What about this. One could start with the polar coordinates for a point on a b dimensional sphere. Covert from polar to Cartesian, to express these b parameters as a b-vector in b dimensional Euclidean space. Place the b dimensional sphere in a b + c dimensional Euclidean space. Place it at position zero in each of the c new dimensions. Now add c parameters which are the positions of the b-sphere in the c new dimensions. You have now created a parameterisation for one example of the desired subspace. The c dimensions are the hyperpane. You can then rotate and translate your c+b parameterisation in c+b dimensional space to make it coincide with any specific c dimensional hyperplane. You set the radius of the b-sphere to a specific value. Your final parameterisation has b+c-1 parameters.

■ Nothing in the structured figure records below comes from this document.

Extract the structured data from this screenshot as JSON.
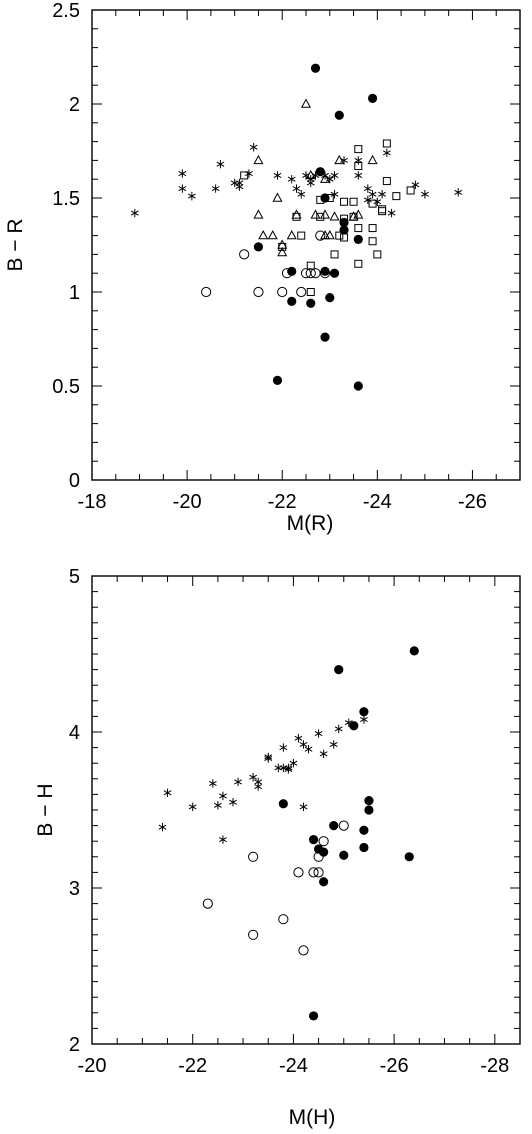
{
  "chart_data": [
    {
      "type": "scatter",
      "xlabel": "M(R)",
      "ylabel": "B − R",
      "xlim": [
        -18,
        -27
      ],
      "ylim": [
        0,
        2.5
      ],
      "x_ticks": [
        "-18",
        "-20",
        "-22",
        "-24",
        "-26"
      ],
      "y_ticks": [
        "0",
        "0.5",
        "1",
        "1.5",
        "2",
        "2.5"
      ],
      "grid": false,
      "series": [
        {
          "marker": "asterisk",
          "points": [
            [
              -18.9,
              1.42
            ],
            [
              -19.9,
              1.63
            ],
            [
              -19.9,
              1.55
            ],
            [
              -20.1,
              1.51
            ],
            [
              -20.6,
              1.55
            ],
            [
              -20.7,
              1.68
            ],
            [
              -21.0,
              1.58
            ],
            [
              -21.1,
              1.58
            ],
            [
              -21.1,
              1.56
            ],
            [
              -21.3,
              1.63
            ],
            [
              -21.4,
              1.77
            ],
            [
              -21.9,
              1.62
            ],
            [
              -22.2,
              1.6
            ],
            [
              -22.3,
              1.55
            ],
            [
              -22.4,
              1.52
            ],
            [
              -22.5,
              1.62
            ],
            [
              -22.6,
              1.58
            ],
            [
              -22.6,
              1.6
            ],
            [
              -22.7,
              1.62
            ],
            [
              -22.8,
              1.64
            ],
            [
              -22.9,
              1.62
            ],
            [
              -23.0,
              1.6
            ],
            [
              -23.1,
              1.52
            ],
            [
              -23.1,
              1.62
            ],
            [
              -23.3,
              1.7
            ],
            [
              -23.6,
              1.62
            ],
            [
              -23.6,
              1.7
            ],
            [
              -23.8,
              1.55
            ],
            [
              -23.8,
              1.49
            ],
            [
              -23.9,
              1.52
            ],
            [
              -24.0,
              1.48
            ],
            [
              -24.1,
              1.52
            ],
            [
              -24.2,
              1.74
            ],
            [
              -24.3,
              1.42
            ],
            [
              -24.8,
              1.57
            ],
            [
              -25.0,
              1.52
            ],
            [
              -25.7,
              1.53
            ]
          ]
        },
        {
          "marker": "triangle-open",
          "points": [
            [
              -21.5,
              1.41
            ],
            [
              -21.6,
              1.3
            ],
            [
              -21.8,
              1.3
            ],
            [
              -21.9,
              1.5
            ],
            [
              -22.0,
              1.21
            ],
            [
              -22.0,
              1.25
            ],
            [
              -22.2,
              1.3
            ],
            [
              -22.3,
              1.41
            ],
            [
              -22.5,
              2.0
            ],
            [
              -22.7,
              1.41
            ],
            [
              -22.9,
              1.41
            ],
            [
              -22.9,
              1.3
            ],
            [
              -23.0,
              1.3
            ],
            [
              -23.1,
              1.4
            ],
            [
              -23.2,
              1.7
            ],
            [
              -23.5,
              1.4
            ],
            [
              -23.6,
              1.41
            ],
            [
              -23.9,
              1.7
            ],
            [
              -21.5,
              1.7
            ],
            [
              -22.6,
              1.62
            ],
            [
              -22.9,
              1.6
            ]
          ]
        },
        {
          "marker": "square-open",
          "points": [
            [
              -21.2,
              1.62
            ],
            [
              -22.0,
              1.24
            ],
            [
              -22.3,
              1.4
            ],
            [
              -22.4,
              1.3
            ],
            [
              -22.6,
              1.14
            ],
            [
              -22.6,
              1.0
            ],
            [
              -22.8,
              1.49
            ],
            [
              -22.8,
              1.4
            ],
            [
              -23.0,
              1.5
            ],
            [
              -23.1,
              1.2
            ],
            [
              -23.2,
              1.3
            ],
            [
              -23.3,
              1.48
            ],
            [
              -23.3,
              1.39
            ],
            [
              -23.5,
              1.4
            ],
            [
              -23.5,
              1.48
            ],
            [
              -23.6,
              1.15
            ],
            [
              -23.6,
              1.34
            ],
            [
              -23.6,
              1.67
            ],
            [
              -23.6,
              1.76
            ],
            [
              -23.9,
              1.27
            ],
            [
              -23.9,
              1.34
            ],
            [
              -23.9,
              1.47
            ],
            [
              -24.0,
              1.2
            ],
            [
              -24.1,
              1.43
            ],
            [
              -24.1,
              1.44
            ],
            [
              -24.2,
              1.79
            ],
            [
              -24.2,
              1.59
            ],
            [
              -24.4,
              1.51
            ],
            [
              -24.7,
              1.54
            ],
            [
              -23.3,
              1.29
            ]
          ]
        },
        {
          "marker": "circle-open",
          "points": [
            [
              -20.4,
              1.0
            ],
            [
              -21.2,
              1.2
            ],
            [
              -21.5,
              1.0
            ],
            [
              -22.0,
              1.0
            ],
            [
              -22.1,
              1.1
            ],
            [
              -22.4,
              1.0
            ],
            [
              -22.5,
              1.1
            ],
            [
              -22.6,
              1.1
            ],
            [
              -22.7,
              1.1
            ],
            [
              -22.8,
              1.3
            ],
            [
              -22.9,
              1.1
            ]
          ]
        },
        {
          "marker": "circle-filled",
          "points": [
            [
              -22.7,
              2.19
            ],
            [
              -23.9,
              2.03
            ],
            [
              -23.2,
              1.94
            ],
            [
              -22.8,
              1.64
            ],
            [
              -23.3,
              1.37
            ],
            [
              -23.6,
              1.28
            ],
            [
              -23.3,
              1.33
            ],
            [
              -22.9,
              1.5
            ],
            [
              -21.5,
              1.24
            ],
            [
              -22.2,
              1.11
            ],
            [
              -22.9,
              1.11
            ],
            [
              -23.1,
              1.1
            ],
            [
              -22.2,
              0.95
            ],
            [
              -22.6,
              0.94
            ],
            [
              -23.0,
              0.97
            ],
            [
              -22.9,
              0.76
            ],
            [
              -21.9,
              0.53
            ],
            [
              -23.6,
              0.5
            ]
          ]
        }
      ]
    },
    {
      "type": "scatter",
      "xlabel": "M(H)",
      "ylabel": "B − H",
      "xlim": [
        -20,
        -28.5
      ],
      "ylim": [
        2,
        5
      ],
      "x_ticks": [
        "-20",
        "-22",
        "-24",
        "-26",
        "-28"
      ],
      "y_ticks": [
        "2",
        "3",
        "4",
        "5"
      ],
      "grid": false,
      "series": [
        {
          "marker": "asterisk",
          "points": [
            [
              -21.4,
              3.39
            ],
            [
              -21.5,
              3.61
            ],
            [
              -22.0,
              3.52
            ],
            [
              -22.4,
              3.67
            ],
            [
              -22.5,
              3.53
            ],
            [
              -22.6,
              3.59
            ],
            [
              -22.6,
              3.31
            ],
            [
              -22.8,
              3.55
            ],
            [
              -22.9,
              3.68
            ],
            [
              -23.2,
              3.71
            ],
            [
              -23.3,
              3.65
            ],
            [
              -23.3,
              3.68
            ],
            [
              -23.5,
              3.83
            ],
            [
              -23.5,
              3.84
            ],
            [
              -23.7,
              3.77
            ],
            [
              -23.8,
              3.9
            ],
            [
              -23.8,
              3.77
            ],
            [
              -23.9,
              3.77
            ],
            [
              -23.9,
              3.76
            ],
            [
              -24.0,
              3.8
            ],
            [
              -24.1,
              3.96
            ],
            [
              -24.2,
              3.92
            ],
            [
              -24.2,
              3.52
            ],
            [
              -24.3,
              3.89
            ],
            [
              -24.5,
              3.99
            ],
            [
              -24.6,
              3.86
            ],
            [
              -24.8,
              3.92
            ],
            [
              -24.9,
              4.02
            ],
            [
              -25.1,
              4.06
            ],
            [
              -25.4,
              4.08
            ]
          ]
        },
        {
          "marker": "circle-open",
          "points": [
            [
              -22.3,
              2.9
            ],
            [
              -23.2,
              3.2
            ],
            [
              -23.2,
              2.7
            ],
            [
              -23.8,
              2.8
            ],
            [
              -24.1,
              3.1
            ],
            [
              -24.2,
              2.6
            ],
            [
              -24.4,
              3.1
            ],
            [
              -24.5,
              3.1
            ],
            [
              -24.5,
              3.2
            ],
            [
              -24.6,
              3.3
            ],
            [
              -25.0,
              3.4
            ]
          ]
        },
        {
          "marker": "circle-filled",
          "points": [
            [
              -26.4,
              4.52
            ],
            [
              -24.9,
              4.4
            ],
            [
              -25.4,
              4.13
            ],
            [
              -25.2,
              4.04
            ],
            [
              -23.8,
              3.54
            ],
            [
              -25.5,
              3.56
            ],
            [
              -25.5,
              3.5
            ],
            [
              -24.8,
              3.4
            ],
            [
              -25.4,
              3.37
            ],
            [
              -24.4,
              3.31
            ],
            [
              -24.5,
              3.25
            ],
            [
              -24.6,
              3.23
            ],
            [
              -25.4,
              3.26
            ],
            [
              -25.0,
              3.21
            ],
            [
              -26.3,
              3.2
            ],
            [
              -24.6,
              3.04
            ],
            [
              -24.4,
              2.18
            ]
          ]
        }
      ]
    }
  ]
}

• For example 1 would need to specify where the zero for the angle $\theta$ is, depending on the point on the line. – coffeemath Jul 1 '18 at 14:31
• Both of your examples can be represented implicitly by second-degree Cartesian equations. – amd Jul 1 '18 at 17:50
• What, specifically, is your question? – amd Jul 1 '18 at 17:50
• @coffeemath - I have edited the question to reflect your point. – Desmond Campbell Jul 1 '18 at 21:42
• @amd - I want a parameter space such that each point in the parameter space maps to a single point in the subspace (defined above). I guess the inverse is not necessary, a point in the subspace could map to multiple points in the parameter space, e.g.for an angle parameter values 360 degrees apart might map to the same subspace point. However I'd probably restrict the parameter space so as to make the mapping one-to -one in both directions, e.g. 0 <= theta < 360 degrees. – Desmond Campbell Jul 2 '18 at 11:01

You could think about stereographic projection: If you have a linear subspace $U$ of dimension $m$ of a Euclidean vector space $V$ of dimension $n$, you could pick a vector in $U^\bot$, call it $w$, and consider (orthonormal) co-ordinates $(x_1,\ldots,x_{n-1})$ on the space $w^\bot$ orthogonal to $w$, chosen such that $(x_1,\ldots,x_m)$ give co-ordinates on $U$. Now apply the inverse stereographic projection map (you can look up the formula I guess) to the co-ordinates $(x_{m+1},\ldots, x_{n-1})$, and leave the variables $x_1,\ldots,x_m$ fixed. That gives you a map from $\mathbb{R}^{n-1}$ to your locus. Unfortunately this is not quite surjective, and misses out a translate of $U$ in the direction $w$. Still, the formulas are nicer than finding spherical co-ordinates I think.